Clinical backing for cancer screening after spontaneous VTE

Limited screening for cancer in patients with spontaneous VTE, as recommended by ISTH and NICE guidelines, is also supported by real world evidence, new research shows.

A New Zealand study has backed screening advice based on observations that spontaneous VTE may be the first sign of previously undiagnosed malignancy.

Clinicians reviewed all 328 adult patients who presented to the Auckland City Hospital Thrombosis Unit with spontaneous DVT or PE during 2010 – 2013.

Spontaneous VTE was defined as occurring in the absence of potential provoking factors such as known active cancer (excluding simple skin cancers), recent surgery or trauma, recent hospitalisation >72 hr, pregnancy or significant immobilisation.

The study, published in the Internal Medicine Journal, found 17 patients were subsequently diagnosed with malignancy including upper and lower GI, lung, prostate and ovarian cancers.

Four cancers were detected incidentally at imaging for the VTE while 13 were detected following limited screening as per guidelines – a focussed clinical history, physical exam, basic lab tests including a FBC, coag screen, serum calcium and creatinine, LFTs, urinalysis, and age and gender-specific cancer screening tests where appropriate.

Some of the suspicious findings promoting further investigation and diagnosis were abdominal pain, weight loss, shortness of breath, pelvic mass and abnormal LFTs.

“In all of the 17 cases there was sufficient basis for a high index of clinical suspicion within the history, physical examination, limited age and gender-appropriate cancer screening investigations as per the NICE and ISTH guidelines or the initial imaging performed to diagnose the associated VTE (i.e. CTPA or limb ultrasound).”

The study found malignancies were mostly advanced stage at the time of identification, with 11 of the 17 patients having at least local nodal involvement and eight having evidence of distal metastases.
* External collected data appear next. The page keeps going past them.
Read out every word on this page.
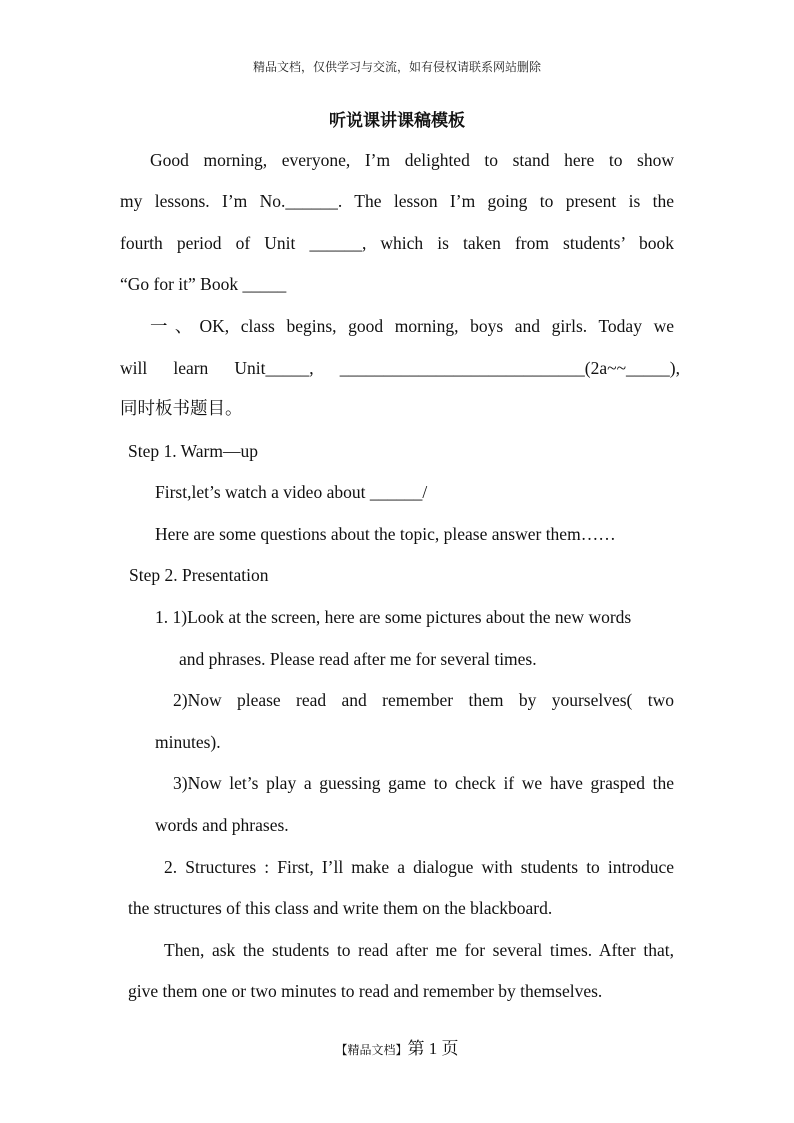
精品文档，仅供学习与交流，如有侵权请联系网站删除
听说课讲课稿模板
Good morning, everyone, I’m delighted to stand here to show
my lessons. I’m No.______. The lesson I’m going to present is the
fourth period of Unit ______, which is taken from students’ book
“Go for it” Book _____
一、OK, class begins, good morning, boys and girls. Today we
will learn Unit_____, ____________________________(2a~~_____),
同时板书题目。
Step 1. Warm—up
First,let’s watch a video about ______/
Here are some questions about the topic, please answer them……
Step 2. Presentation
1. 1)Look at the screen, here are some pictures about the new words
and phrases. Please read after me for several times.
2)Now please read and remember them by yourselves( two
minutes).
3)Now let’s play a guessing game to check if we have grasped the
words and phrases.
2. Structures : First, I’ll make a dialogue with students to introduce
the structures of this class and write them on the blackboard.
Then, ask the students to read after me for several times. After that,
give them one or two minutes to read and remember by themselves.
【精品文档】第 1 页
“Overall, the observation that all 17 malignancies would have been safely diagnosed based on the ‘limited’ screening approach endorsed by ISTH and NICE guidance provides a level of comfort for using these guidelines in routine clinical practice,” the study said.
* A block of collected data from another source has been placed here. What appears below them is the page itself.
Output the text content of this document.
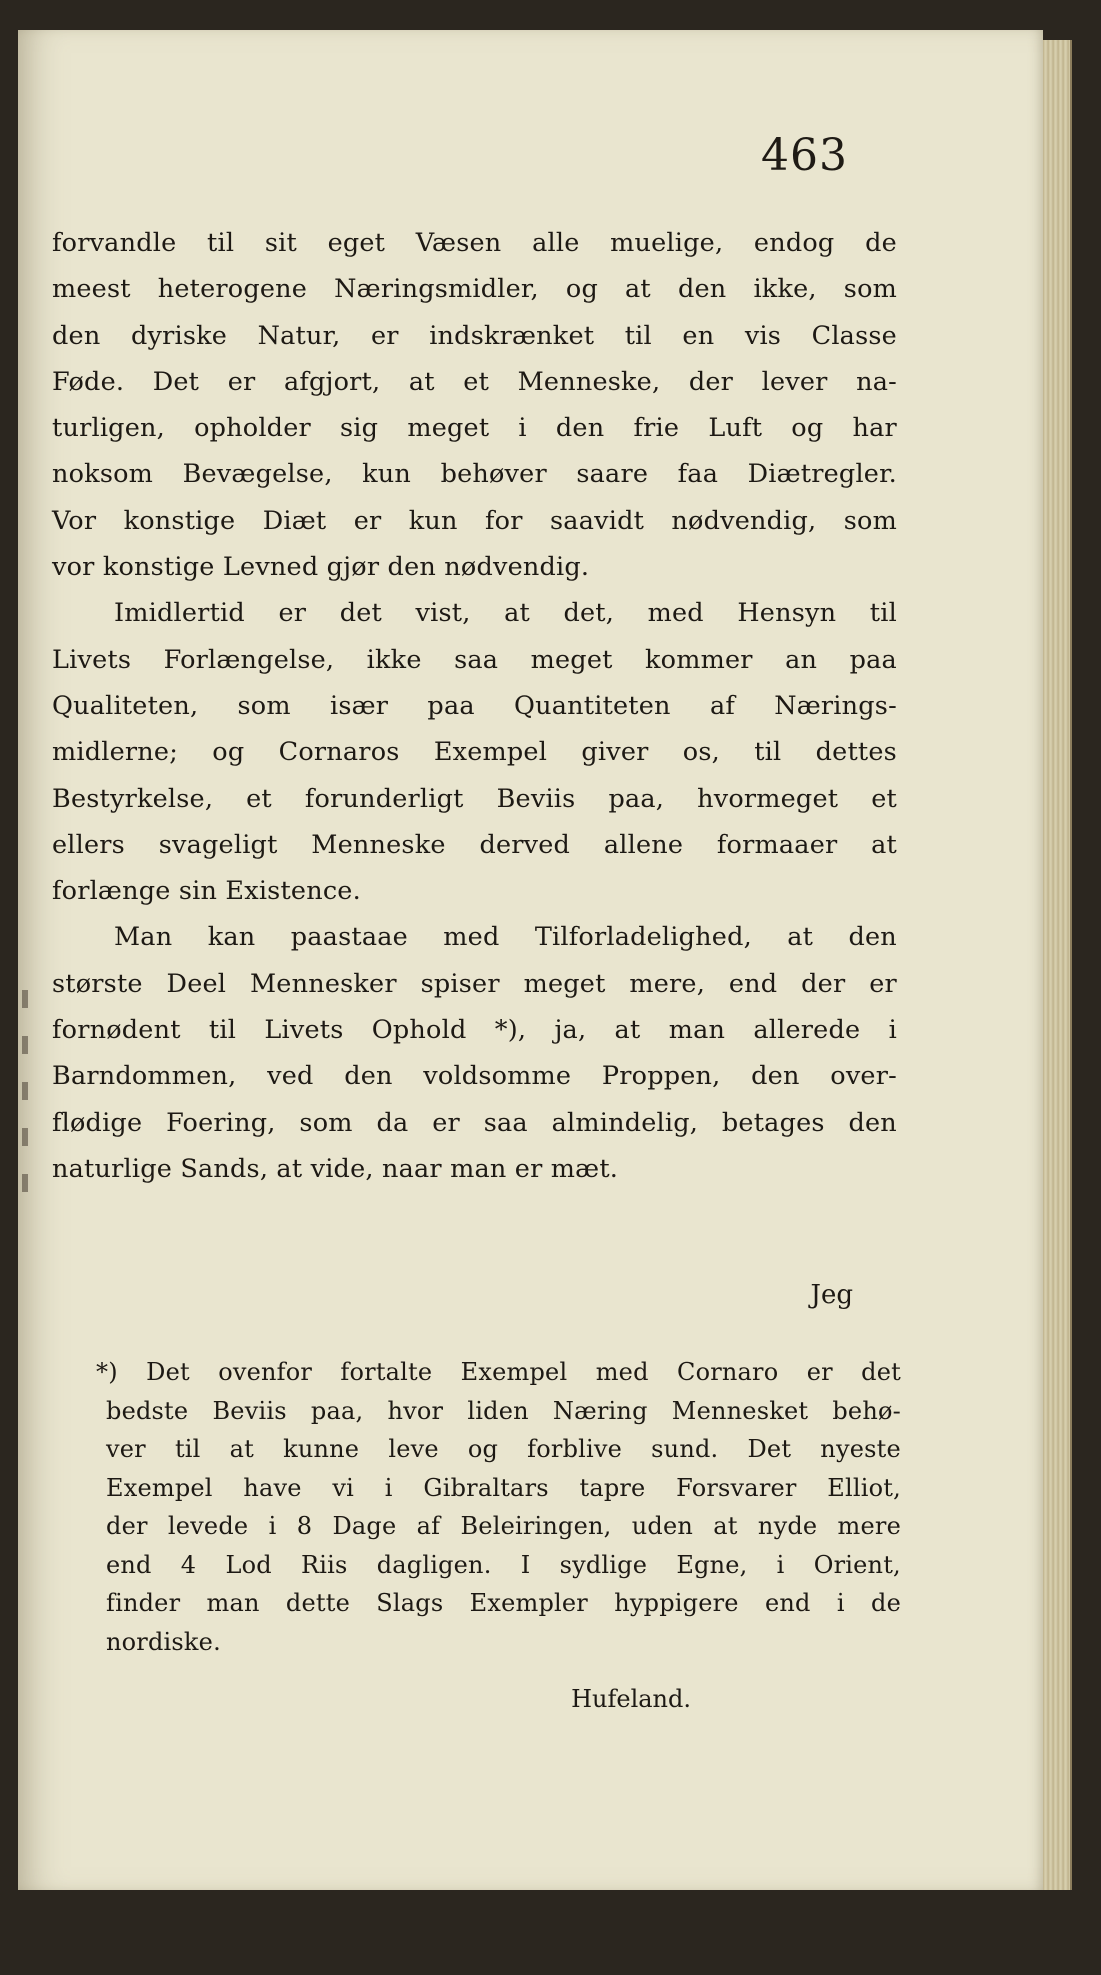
463
forvandle til sit eget Væsen alle muelige, endog de
meest heterogene Næringsmidler, og at den ikke, som
den dyriske Natur, er indskrænket til en vis Classe
Føde. Det er afgjort, at et Menneske, der lever na-
turligen, opholder sig meget i den frie Luft og har
noksom Bevægelse, kun behøver saare faa Diætregler.
Vor konstige Diæt er kun for saavidt nødvendig, som
vor konstige Levned gjør den nødvendig.
Imidlertid er det vist, at det, med Hensyn til
Livets Forlængelse, ikke saa meget kommer an paa
Qualiteten, som især paa Quantiteten af Nærings-
midlerne; og Cornaros Exempel giver os, til dettes
Bestyrkelse, et forunderligt Beviis paa, hvormeget et
ellers svageligt Menneske derved allene formaaer at
forlænge sin Existence.
Man kan paastaae med Tilforladelighed, at den
største Deel Mennesker spiser meget mere, end der er
fornødent til Livets Ophold *), ja, at man allerede i
Barndommen, ved den voldsomme Proppen, den over-
flødige Foering, som da er saa almindelig, betages den
naturlige Sands, at vide, naar man er mæt.
Jeg
*) Det ovenfor fortalte Exempel med Cornaro er det
bedste Beviis paa, hvor liden Næring Mennesket behø-
ver til at kunne leve og forblive sund. Det nyeste
Exempel have vi i Gibraltars tapre Forsvarer Elliot,
der levede i 8 Dage af Beleiringen, uden at nyde mere
end 4 Lod Riis dagligen. I sydlige Egne, i Orient,
finder man dette Slags Exempler hyppigere end i de
nordiske.
Hufeland.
“In particular, there was no evidence that abdominal imaging as part of an initial malignancy screen would have yielded additional diagnoses that would have been otherwise missed. This supports the recent removal of this recommendation from NICE guidance in contrast to earlier published guidelines.”

Haematologist Dr Scott Dunkley, from the Royal Prince Alfred Hospital, told the limbic that most clinicians adopted a commonsense approach to cancer screening in older patients with an idiopathic DVT or PE.

“So we just think about that and … make sure there is no suggestion clinically. And then we would just do simple blood tests as much as anything, to assess for coagulation, a FBC, kidneys and liver and then we would do what we think is appropriate for the patients.”

“It is very common to ask someone if they are up to date with mammograms etc. In the men, often we will do a PSA.”

“Generally with the age and appropriate screening, we will write back to the GP for that. Sometimes I will give them a form or the number for BreastScreen, etc.”

Dr Dunkley said RCTs had shown “full-on screening” such as CT scans, special pelvic ultrasounds, colonoscopies and “every blood test you can think of” were not warranted routinely.